新型红色荧光粉K5Gd(MoO4)4:xSm3+,yEu3+的发光性能分析

李明明1, 熊飞兵1,2, 杨伟斌1,2, 胡正开1, 白鑫1, 李婧1, 林雅晴1, 黄俊雄1   

  1. 1.厦门理工学院光电与通信工程学院,厦门 361024;
    2.厦门理工学院,福建省光电技术与器件重点实验室,厦门 361024
  • 收稿日期:2024-07-16 出版日期:2024-12-15 发布日期:2024-12-20
  • 通信作者: 熊飞兵,博士,教授。E-mail:1361099810@qq.com
  • 作者简介:李明明(1995—),女,河北省人,硕士研究生。E-mail:2366066142@qq.com
  • 基金资助:
    福建省自然科学基金(2020J01297);厦门理工学院研究生科技创新计划(YKJCX2023083,YKJCX2023072)

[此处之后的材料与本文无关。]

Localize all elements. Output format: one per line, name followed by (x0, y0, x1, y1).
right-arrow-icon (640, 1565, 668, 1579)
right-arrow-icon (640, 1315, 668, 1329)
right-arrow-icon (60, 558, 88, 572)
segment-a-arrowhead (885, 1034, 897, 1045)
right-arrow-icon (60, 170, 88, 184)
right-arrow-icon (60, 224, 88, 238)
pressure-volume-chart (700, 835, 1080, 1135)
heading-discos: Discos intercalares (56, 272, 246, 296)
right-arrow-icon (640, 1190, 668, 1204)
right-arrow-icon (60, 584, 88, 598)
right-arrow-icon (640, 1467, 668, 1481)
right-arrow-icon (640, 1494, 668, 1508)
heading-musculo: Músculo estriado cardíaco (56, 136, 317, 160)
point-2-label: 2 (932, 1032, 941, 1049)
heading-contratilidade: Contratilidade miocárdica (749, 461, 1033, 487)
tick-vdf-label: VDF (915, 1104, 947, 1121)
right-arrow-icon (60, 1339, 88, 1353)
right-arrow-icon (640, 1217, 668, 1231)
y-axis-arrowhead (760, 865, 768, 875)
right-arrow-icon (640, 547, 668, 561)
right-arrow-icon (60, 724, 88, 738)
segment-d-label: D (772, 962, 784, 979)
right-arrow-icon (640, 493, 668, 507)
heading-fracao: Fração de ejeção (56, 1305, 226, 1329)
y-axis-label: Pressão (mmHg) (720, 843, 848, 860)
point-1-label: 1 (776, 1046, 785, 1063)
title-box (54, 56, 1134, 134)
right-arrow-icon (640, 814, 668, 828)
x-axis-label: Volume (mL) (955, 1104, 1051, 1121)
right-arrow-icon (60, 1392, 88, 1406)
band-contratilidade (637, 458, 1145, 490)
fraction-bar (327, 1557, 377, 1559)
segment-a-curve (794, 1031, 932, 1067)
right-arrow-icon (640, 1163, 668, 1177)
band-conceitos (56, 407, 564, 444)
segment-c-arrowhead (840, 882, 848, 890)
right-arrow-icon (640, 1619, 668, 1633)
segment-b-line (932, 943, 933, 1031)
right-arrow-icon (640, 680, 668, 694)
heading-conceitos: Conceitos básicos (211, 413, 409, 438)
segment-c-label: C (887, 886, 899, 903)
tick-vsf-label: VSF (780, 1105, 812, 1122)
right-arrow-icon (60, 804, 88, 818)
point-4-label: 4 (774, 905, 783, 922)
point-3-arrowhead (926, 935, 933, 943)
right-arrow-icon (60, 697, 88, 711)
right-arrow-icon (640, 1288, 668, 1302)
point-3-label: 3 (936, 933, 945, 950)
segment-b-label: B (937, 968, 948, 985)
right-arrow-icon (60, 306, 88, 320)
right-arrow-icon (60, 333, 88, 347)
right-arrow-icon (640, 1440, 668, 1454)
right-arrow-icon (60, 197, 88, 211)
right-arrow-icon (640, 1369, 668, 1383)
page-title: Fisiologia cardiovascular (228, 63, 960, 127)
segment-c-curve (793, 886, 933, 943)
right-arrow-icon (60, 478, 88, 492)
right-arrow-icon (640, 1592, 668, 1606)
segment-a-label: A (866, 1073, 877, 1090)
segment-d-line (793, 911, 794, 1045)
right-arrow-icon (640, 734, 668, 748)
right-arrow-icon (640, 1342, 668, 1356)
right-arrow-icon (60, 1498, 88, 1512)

Analysis of Luminescence Performance of New Red Phosphor K5Gd(MoO4)4:xSm3+,yEu3+

LI Mingming1, XIONG Feibing1,2, YANG Weibin1,2, HU Zhengkai1, BAI Xin1, LI Jing1, LIN Yaqing1, HUANG Junxiong1   

  1. 1. School of Optoelectronics and Communication Engineering, Xiamen University of Technology, Xiamen 361024, China;
    2. Fujian Provincial Key Laboratory of Optoelectronic Technology and Devices, Xiamen University of Technology, Xiamen 361024, China
  • Received:2024-07-16 Online:2024-12-15 Published:2024-12-20

摘要: 本文采用高温固相法合成新型K5Gd(MoO4)4:xSm3+(x=0~0.10)及K5Gd(MoO4)4:0.04Sm3+,yEu3+(y=0.03~0.15)红色荧光粉,并通过X射线衍射仪(XRD)、荧光粉激发光谱,以及热猝灭分析系统、稳态-瞬态光谱仪等对荧光粉的光致激发光谱及荧光发射光谱、荧光猝灭性能等进行分析。研究表明:掺入Eu3+,Sm3+后的K5Gd(MoO4)4样品不含杂质相,且晶体的结构没有发生改变。在405 nm紫外光的激发下,K5Gd(MoO4)4:0.04Sm3+和K5Gd(MoO4)4:0.04Sm3+,0.12Eu3+可以发射出色坐标为(0.608 8,0.390 4)和(0.637 3, 0.359 2)的橙红光。在K5Gd(MoO4)4:xSm3+ (x=0~0.10)荧光粉样品中,随着Sm3+掺杂浓度的增加,荧光粉的发光强度先增强后减弱,最佳的掺杂浓度为x=0.04。在K5Gd(MoO4)4:0.04Sm3+,yEu3+(y=0.03~0.15)荧光粉样品中,Eu3+的发光强度随着掺杂浓度的增加呈先增加后减弱的趋势,且在y=0.12处发生浓度猝灭。当温度达到373 K时,K5Gd(MoO4)4:0.04Sm3+荧光粉样品的发光强度是293 K时的94.69%,K5Gd(MoO4)4:0.04Sm3+,0.12Eu3+荧光粉样品的荧光强度是293 K时的76.3%,表明两种荧光粉样品都具有较好的热稳定性。色坐标图表明随着Eu3+掺杂量的提高,色坐标从橙红色区域向纯红色区域发生微量移动。由此可见,K5Gd(MoO4)4:xSm3+和K5Gd(MoO4)4:0.04Sm3+,yEu3+荧光粉样品都具有作为红色荧光粉应用于白光LED的潜力。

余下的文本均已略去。